If you’re intrigued by the current cinephile chatter about the Czechoslovak New Wave and you’re looking for a good place to start, you couldn’t do much better than Arrow’s new reissue of Miloš Forman’s second film. The Firemen’s Ball is as formally precise and tightly edited as any film in the whole movement, yet its sense of humour is less of an acquired taste. In place of the alienating absurdity of a film like Daisies or Valerie and Her Week of Wonders, The Firemen’s Ball offers a droll satire of the pettiness and greed that comes with even a minor position of authority. After the film was banned, Forman famously ended up in Hollywood, directing One Flew Over the Cuckoo’s Nest and Amadeus, among many others. Had he emigrated a decade or two early, the sensibility on display in this film might have found a comfortable berth at Ealing.
In the disc’s extras, Forman and his co-writer Ivan Passer (also a notable director in his own right – the Czechoslovak New Wave was nothing if not collaborative) discuss the odd circumstances that led to the film being made. During the research process for another, unmade, film, they stumbled across a ball for the firemen of the village they were staying in. They found the situation so promising that they scrapped the script they were working on and set to work on another film, a comedy almost totally eschewing professional actors in favour of the local firemen – playing local firemen.
Although the film is a farce about an ineptly organised social event, this casting choice makes it unwise to view the film as simple entertainment. Unfortunately, the people who read deeper political meanings into the film included the Soviet government, who ordered that the film be banned “forever” when they invaded Czechoslovakia in 1968. Yet The Firemen’s Ball is not solely a criticism of totalitarianism. Its comedy is applicable to all kinds of systems, so much so that a key phrase from the third act (“zhastnout”, literally “to turn the lights out”) became a slang term during the 1990s for the asset-stripping privatisation that followed the collapse of Communism.

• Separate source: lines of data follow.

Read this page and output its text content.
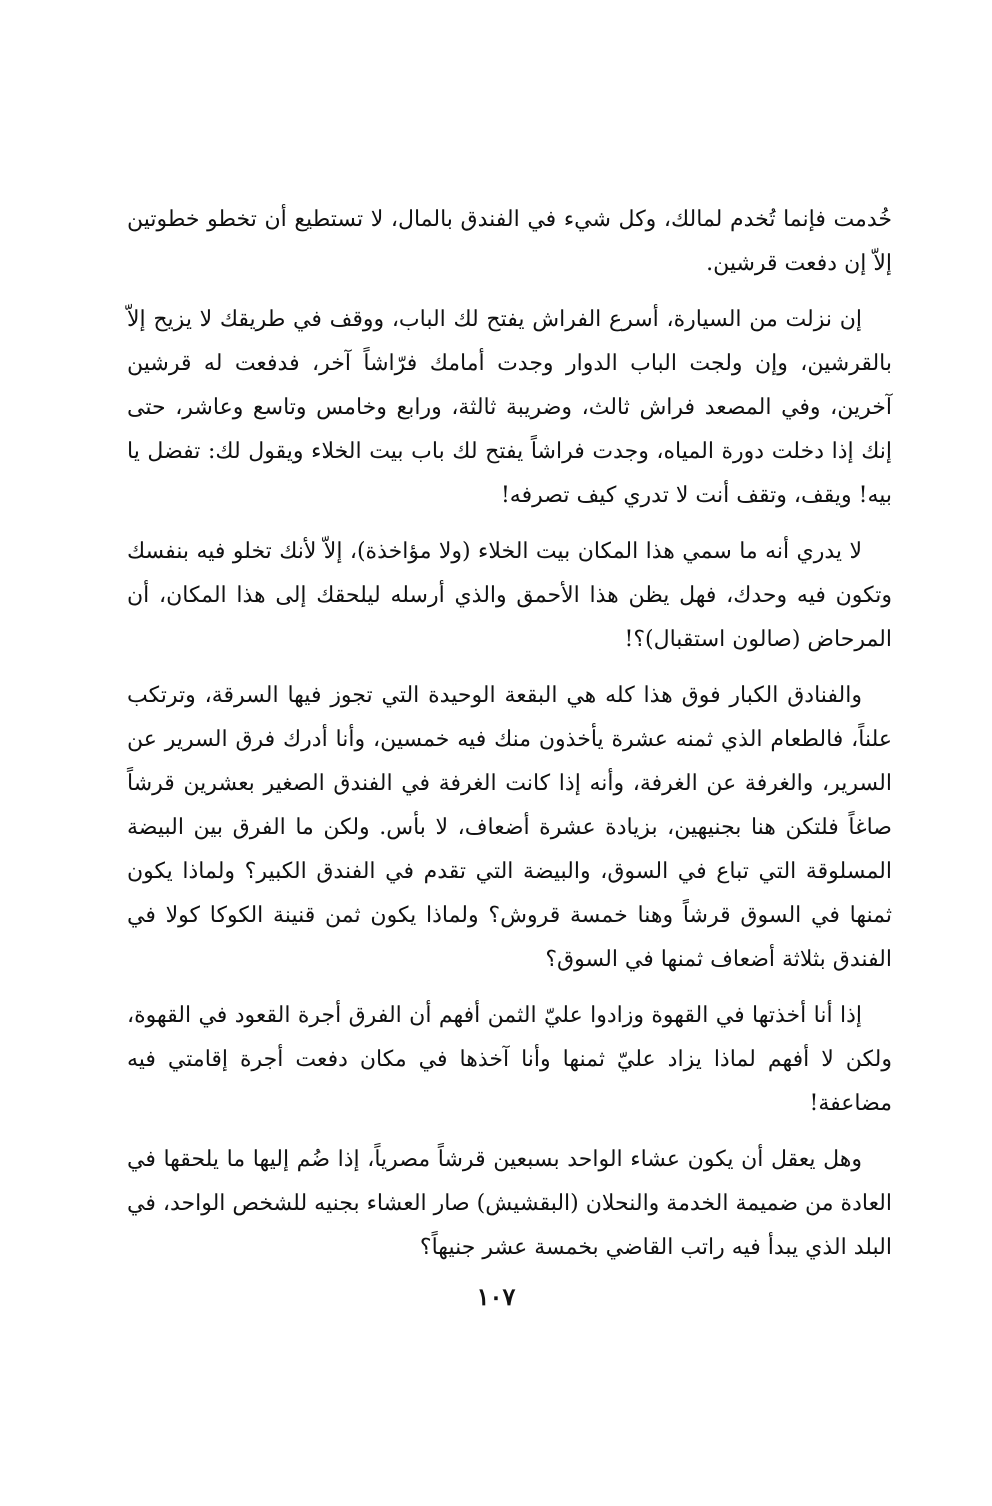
خُدمت فإنما تُخدم لمالك، وكل شيء في الفندق بالمال، لا تستطيع أن تخطو خطوتين إلاّ إن دفعت قرشين.

إن نزلت من السيارة، أسرع الفراش يفتح لك الباب، ووقف في طريقك لا يزيح إلاّ بالقرشين، وإن ولجت الباب الدوار وجدت أمامك فرّاشاً آخر، فدفعت له قرشين آخرين، وفي المصعد فراش ثالث، وضريبة ثالثة، ورابع وخامس وتاسع وعاشر، حتى إنك إذا دخلت دورة المياه، وجدت فراشاً يفتح لك باب بيت الخلاء ويقول لك: تفضل يا بيه! ويقف، وتقف أنت لا تدري كيف تصرفه!

لا يدري أنه ما سمي هذا المكان بيت الخلاء (ولا مؤاخذة)، إلاّ لأنك تخلو فيه بنفسك وتكون فيه وحدك، فهل يظن هذا الأحمق والذي أرسله ليلحقك إلى هذا المكان، أن المرحاض (صالون استقبال)؟!

والفنادق الكبار فوق هذا كله هي البقعة الوحيدة التي تجوز فيها السرقة، وترتكب علناً، فالطعام الذي ثمنه عشرة يأخذون منك فيه خمسين، وأنا أدرك فرق السرير عن السرير، والغرفة عن الغرفة، وأنه إذا كانت الغرفة في الفندق الصغير بعشرين قرشاً صاغاً فلتكن هنا بجنيهين، بزيادة عشرة أضعاف، لا بأس. ولكن ما الفرق بين البيضة المسلوقة التي تباع في السوق، والبيضة التي تقدم في الفندق الكبير؟ ولماذا يكون ثمنها في السوق قرشاً وهنا خمسة قروش؟ ولماذا يكون ثمن قنينة الكوكا كولا في الفندق بثلاثة أضعاف ثمنها في السوق؟

إذا أنا أخذتها في القهوة وزادوا عليّ الثمن أفهم أن الفرق أجرة القعود في القهوة، ولكن لا أفهم لماذا يزاد عليّ ثمنها وأنا آخذها في مكان دفعت أجرة إقامتي فيه مضاعفة!

وهل يعقل أن يكون عشاء الواحد بسبعين قرشاً مصرياً، إذا ضُم إليها ما يلحقها في العادة من ضميمة الخدمة والنحلان (البقشيش) صار العشاء بجنيه للشخص الواحد، في البلد الذي يبدأ فيه راتب القاضي بخمسة عشر جنيهاً؟

١٠٧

That said, while Forman doesn’t reject the political readings of the film (these days – he was forced to officially disavow them during the Soviet occupation), he says it wasn’t his intention to make a statement. The tone darkens a little in the second half, but for its first half The Firemen’s Ball is simply good fun. It shows Forman, his cast and crew marshalling modes of comedy from slapstick to slow-burn into one perfectly orchestrated ensemble piece. Forman’s regular cinematographer, the recently deceased Miroslav Ondříček, makes great sport of shooting and lighting the wrinkled faces of the Dad’s Army of firemen Forman made movie stars, and Arrow’s typically excellent restoration is a timely tribute to his work.
As for the extras, they’re lighter than some of Arrow’s comprehensive recent sets but still worth pursuing, with the two half-hour films by Czech cinema expert Michael Brooke particularly useful. One is an oddly touching look at some of the non-professional actors who featured in films by Forman and his contemporaries, the other is a personal response to the main feature and its themes. Brooke’s intriguing reading is that The Firemen’s Ball is a film about performance, from the commemorative celebration the ball is built around to the girls auditioning for the firemen’s somewhat questionable beauty pageant, to the non-professional actors playing hopefully less competent versions of themselves. Examined in this light, maybe Forman’s most personal American film is not either of his Best Picture winners but Man on the Moon, a tender biopic of a performer who always wanted to leave the audience wondering if he was performing or not.